Until credible maritime security guarantees emerge, analysts say the shipping bottleneck may persist even if some routes reopen.
Energy Price Shock Spreads Across Global Consumers
The energy disruption is already translating into higher fuel costs for businesses and households.
In the United States, the national average price of regular gasoline climbed to $3.41 per gallon—about 43 cents higher than the previous week, according to the AAA motor club.
Diesel prices rose even more sharply, reaching $4.51 per gallon.
The effects are even more pronounced in regions more dependent on Middle Eastern energy.
In Europe, diesel prices have doubled in some markets, while jet fuel costs in parts of Asia have surged nearly 200%, according to Rystad Energy data.
Those increases are beginning to ripple through transportation costs, airline pricing, and global supply chains.
U.S. Energy Independence Offers Limited Shield
Although the United States is now a net exporter of oil, global pricing dynamics mean American consumers remain exposed to international shocks.
Oil is traded on a worldwide market, so supply disruptions anywhere tend to affect prices everywhere.
Al Salazar, head of macro oil and gas research at energy analytics firm Enverus, said domestic producers cannot quickly offset lost global supply.
“If you put more wells in the ground, there’s about a six-month lag before you get that production uplift,” Salazar said.
Refining capacity also creates constraints. Much of the crude produced in the United States is lighter than the heavier grades processed by many U.S. refineries, forcing the country to continue importing some refined fuels even while exporting crude oil.

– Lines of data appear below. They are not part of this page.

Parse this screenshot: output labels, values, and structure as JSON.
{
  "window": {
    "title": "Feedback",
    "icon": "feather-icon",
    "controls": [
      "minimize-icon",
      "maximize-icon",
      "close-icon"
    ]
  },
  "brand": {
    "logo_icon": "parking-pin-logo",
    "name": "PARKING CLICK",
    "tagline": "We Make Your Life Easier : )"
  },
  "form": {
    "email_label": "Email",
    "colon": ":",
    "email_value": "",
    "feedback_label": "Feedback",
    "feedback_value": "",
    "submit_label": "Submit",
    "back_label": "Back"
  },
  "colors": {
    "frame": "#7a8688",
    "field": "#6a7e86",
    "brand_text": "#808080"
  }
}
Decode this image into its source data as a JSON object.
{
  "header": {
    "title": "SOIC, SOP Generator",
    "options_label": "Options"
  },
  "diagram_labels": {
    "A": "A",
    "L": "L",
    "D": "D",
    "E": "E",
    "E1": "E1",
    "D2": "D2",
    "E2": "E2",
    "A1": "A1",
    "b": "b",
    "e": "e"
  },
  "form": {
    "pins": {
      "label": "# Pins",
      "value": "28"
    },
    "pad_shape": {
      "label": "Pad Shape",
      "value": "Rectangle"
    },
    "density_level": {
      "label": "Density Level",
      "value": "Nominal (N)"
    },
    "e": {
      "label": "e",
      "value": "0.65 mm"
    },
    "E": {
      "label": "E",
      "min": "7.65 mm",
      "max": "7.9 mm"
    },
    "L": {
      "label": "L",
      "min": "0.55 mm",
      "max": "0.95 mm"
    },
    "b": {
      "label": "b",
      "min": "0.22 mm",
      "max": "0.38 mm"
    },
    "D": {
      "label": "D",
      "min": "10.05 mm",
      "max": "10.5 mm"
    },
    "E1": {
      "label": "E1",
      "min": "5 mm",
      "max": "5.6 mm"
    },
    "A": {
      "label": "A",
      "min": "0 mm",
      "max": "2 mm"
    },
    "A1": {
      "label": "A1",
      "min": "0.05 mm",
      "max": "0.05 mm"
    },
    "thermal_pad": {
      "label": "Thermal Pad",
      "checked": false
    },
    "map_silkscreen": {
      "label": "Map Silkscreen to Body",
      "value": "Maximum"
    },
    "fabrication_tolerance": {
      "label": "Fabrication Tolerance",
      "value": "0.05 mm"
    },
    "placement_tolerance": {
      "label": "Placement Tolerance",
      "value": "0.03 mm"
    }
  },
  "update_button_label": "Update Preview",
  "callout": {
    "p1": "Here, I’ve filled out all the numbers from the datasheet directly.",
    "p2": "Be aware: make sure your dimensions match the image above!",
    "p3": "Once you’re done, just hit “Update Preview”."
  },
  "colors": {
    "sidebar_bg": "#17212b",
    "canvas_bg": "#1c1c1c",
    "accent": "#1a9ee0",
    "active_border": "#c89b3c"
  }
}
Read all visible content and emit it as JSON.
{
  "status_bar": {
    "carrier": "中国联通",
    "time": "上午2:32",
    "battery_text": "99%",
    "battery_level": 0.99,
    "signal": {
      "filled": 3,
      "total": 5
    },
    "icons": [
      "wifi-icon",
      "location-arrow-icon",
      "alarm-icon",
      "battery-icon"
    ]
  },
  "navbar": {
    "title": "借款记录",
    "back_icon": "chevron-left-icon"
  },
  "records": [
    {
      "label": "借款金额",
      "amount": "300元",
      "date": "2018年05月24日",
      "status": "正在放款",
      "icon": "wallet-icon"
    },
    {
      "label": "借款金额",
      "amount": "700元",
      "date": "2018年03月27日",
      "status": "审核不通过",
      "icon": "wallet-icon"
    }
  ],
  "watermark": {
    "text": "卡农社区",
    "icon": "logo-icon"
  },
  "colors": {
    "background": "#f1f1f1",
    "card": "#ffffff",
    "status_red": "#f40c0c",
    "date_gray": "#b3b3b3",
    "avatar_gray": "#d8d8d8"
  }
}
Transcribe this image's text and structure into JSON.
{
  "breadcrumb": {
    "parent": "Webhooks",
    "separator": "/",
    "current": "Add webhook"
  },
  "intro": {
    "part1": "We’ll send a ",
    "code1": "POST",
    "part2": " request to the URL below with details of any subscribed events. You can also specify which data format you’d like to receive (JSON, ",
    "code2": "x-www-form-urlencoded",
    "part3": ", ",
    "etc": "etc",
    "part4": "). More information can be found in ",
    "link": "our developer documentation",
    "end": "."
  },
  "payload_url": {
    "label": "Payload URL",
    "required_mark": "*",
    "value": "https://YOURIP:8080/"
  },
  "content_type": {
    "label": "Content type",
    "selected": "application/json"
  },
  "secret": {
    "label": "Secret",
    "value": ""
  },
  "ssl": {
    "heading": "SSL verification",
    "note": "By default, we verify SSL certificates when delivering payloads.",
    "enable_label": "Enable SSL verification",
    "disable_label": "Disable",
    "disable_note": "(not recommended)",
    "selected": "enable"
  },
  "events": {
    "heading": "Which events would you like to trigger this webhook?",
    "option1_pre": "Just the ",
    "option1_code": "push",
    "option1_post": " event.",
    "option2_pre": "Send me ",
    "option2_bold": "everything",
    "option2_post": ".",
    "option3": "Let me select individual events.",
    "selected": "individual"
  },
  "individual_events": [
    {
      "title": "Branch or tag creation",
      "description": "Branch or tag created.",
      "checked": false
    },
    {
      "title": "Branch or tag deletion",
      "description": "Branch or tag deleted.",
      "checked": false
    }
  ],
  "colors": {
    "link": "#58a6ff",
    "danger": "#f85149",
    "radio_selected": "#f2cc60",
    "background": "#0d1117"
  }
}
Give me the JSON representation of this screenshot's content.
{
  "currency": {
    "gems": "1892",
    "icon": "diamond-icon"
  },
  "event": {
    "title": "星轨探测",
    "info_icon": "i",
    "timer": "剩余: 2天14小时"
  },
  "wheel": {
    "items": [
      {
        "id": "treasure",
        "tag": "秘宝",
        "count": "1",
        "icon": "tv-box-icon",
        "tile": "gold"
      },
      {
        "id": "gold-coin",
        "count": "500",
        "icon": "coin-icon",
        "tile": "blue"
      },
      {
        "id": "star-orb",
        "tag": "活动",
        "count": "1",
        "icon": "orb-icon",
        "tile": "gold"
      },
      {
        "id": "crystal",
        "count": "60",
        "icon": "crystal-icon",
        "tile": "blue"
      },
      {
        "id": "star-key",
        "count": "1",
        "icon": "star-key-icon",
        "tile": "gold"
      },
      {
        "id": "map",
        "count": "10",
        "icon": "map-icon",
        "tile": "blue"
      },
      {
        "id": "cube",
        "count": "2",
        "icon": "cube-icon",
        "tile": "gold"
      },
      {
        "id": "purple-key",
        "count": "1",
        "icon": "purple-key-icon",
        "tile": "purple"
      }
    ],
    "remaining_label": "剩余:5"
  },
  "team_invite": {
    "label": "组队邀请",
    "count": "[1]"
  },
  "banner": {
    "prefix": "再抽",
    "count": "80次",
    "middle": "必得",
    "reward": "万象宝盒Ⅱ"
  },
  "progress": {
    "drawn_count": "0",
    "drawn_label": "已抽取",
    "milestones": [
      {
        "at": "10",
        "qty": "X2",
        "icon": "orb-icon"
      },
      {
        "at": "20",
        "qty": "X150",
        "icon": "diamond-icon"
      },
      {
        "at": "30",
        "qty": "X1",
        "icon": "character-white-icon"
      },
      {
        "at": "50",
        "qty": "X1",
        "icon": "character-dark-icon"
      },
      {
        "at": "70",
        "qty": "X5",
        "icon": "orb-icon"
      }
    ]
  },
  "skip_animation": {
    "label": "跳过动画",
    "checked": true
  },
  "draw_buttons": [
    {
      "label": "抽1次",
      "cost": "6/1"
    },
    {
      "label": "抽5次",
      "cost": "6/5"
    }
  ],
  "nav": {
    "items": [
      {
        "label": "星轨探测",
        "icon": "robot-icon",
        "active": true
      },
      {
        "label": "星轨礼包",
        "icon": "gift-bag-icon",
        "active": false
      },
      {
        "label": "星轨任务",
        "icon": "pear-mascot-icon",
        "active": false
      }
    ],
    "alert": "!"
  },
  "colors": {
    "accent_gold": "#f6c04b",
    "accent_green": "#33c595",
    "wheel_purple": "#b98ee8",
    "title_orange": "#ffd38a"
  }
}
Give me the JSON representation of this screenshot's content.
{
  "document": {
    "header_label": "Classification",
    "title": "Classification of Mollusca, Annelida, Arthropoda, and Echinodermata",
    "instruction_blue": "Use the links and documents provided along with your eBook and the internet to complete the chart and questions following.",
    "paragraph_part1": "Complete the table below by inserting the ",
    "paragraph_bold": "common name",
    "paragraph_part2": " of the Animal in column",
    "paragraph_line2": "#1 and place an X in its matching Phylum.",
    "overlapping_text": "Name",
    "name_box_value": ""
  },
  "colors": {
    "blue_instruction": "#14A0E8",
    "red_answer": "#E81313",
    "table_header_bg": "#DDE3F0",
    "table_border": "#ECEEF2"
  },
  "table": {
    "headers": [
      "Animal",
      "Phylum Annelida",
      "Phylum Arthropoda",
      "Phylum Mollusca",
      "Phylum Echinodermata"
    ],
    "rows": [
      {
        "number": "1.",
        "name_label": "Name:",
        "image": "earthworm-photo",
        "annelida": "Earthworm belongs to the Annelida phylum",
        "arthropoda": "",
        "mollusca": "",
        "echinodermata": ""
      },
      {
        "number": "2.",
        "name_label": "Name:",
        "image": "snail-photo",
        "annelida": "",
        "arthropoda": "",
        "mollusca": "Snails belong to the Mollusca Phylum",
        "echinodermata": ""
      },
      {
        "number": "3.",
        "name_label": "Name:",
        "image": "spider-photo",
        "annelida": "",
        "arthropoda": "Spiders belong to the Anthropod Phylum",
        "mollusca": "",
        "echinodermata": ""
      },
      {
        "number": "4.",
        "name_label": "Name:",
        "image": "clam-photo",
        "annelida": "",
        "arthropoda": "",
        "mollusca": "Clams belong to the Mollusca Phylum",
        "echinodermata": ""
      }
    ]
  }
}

Regional Military Escalation Compounds Energy Risk
The widening conflict has increasingly targeted critical energy infrastructure.
Iran has launched retaliatory strikes across the region, including attacks that hit a Saudi refinery and a liquefied natural gas facility in Qatar.
Energy analysts estimate that roughly 20% of global LNG supply has been disrupted by damage and precautionary shutdowns.
Other incidents—including reported drone attacks on diplomatic facilities and strikes on pipelines—have further heightened fears of sustained disruption.
Each new attack adds uncertainty to markets already struggling to assess the scale and duration of supply losses.
Maritime Security Measures Face Skepticism
In response to the growing crisis, U.S. President Donald Trump announced a program to insure up to $20 billion in losses for shipping and commercial operations in the Gulf.
The initiative is intended to restore confidence among ship operators and stabilize maritime trade flows through the region.
But energy experts say financial guarantees alone may not persuade tanker operators to return to dangerous waters.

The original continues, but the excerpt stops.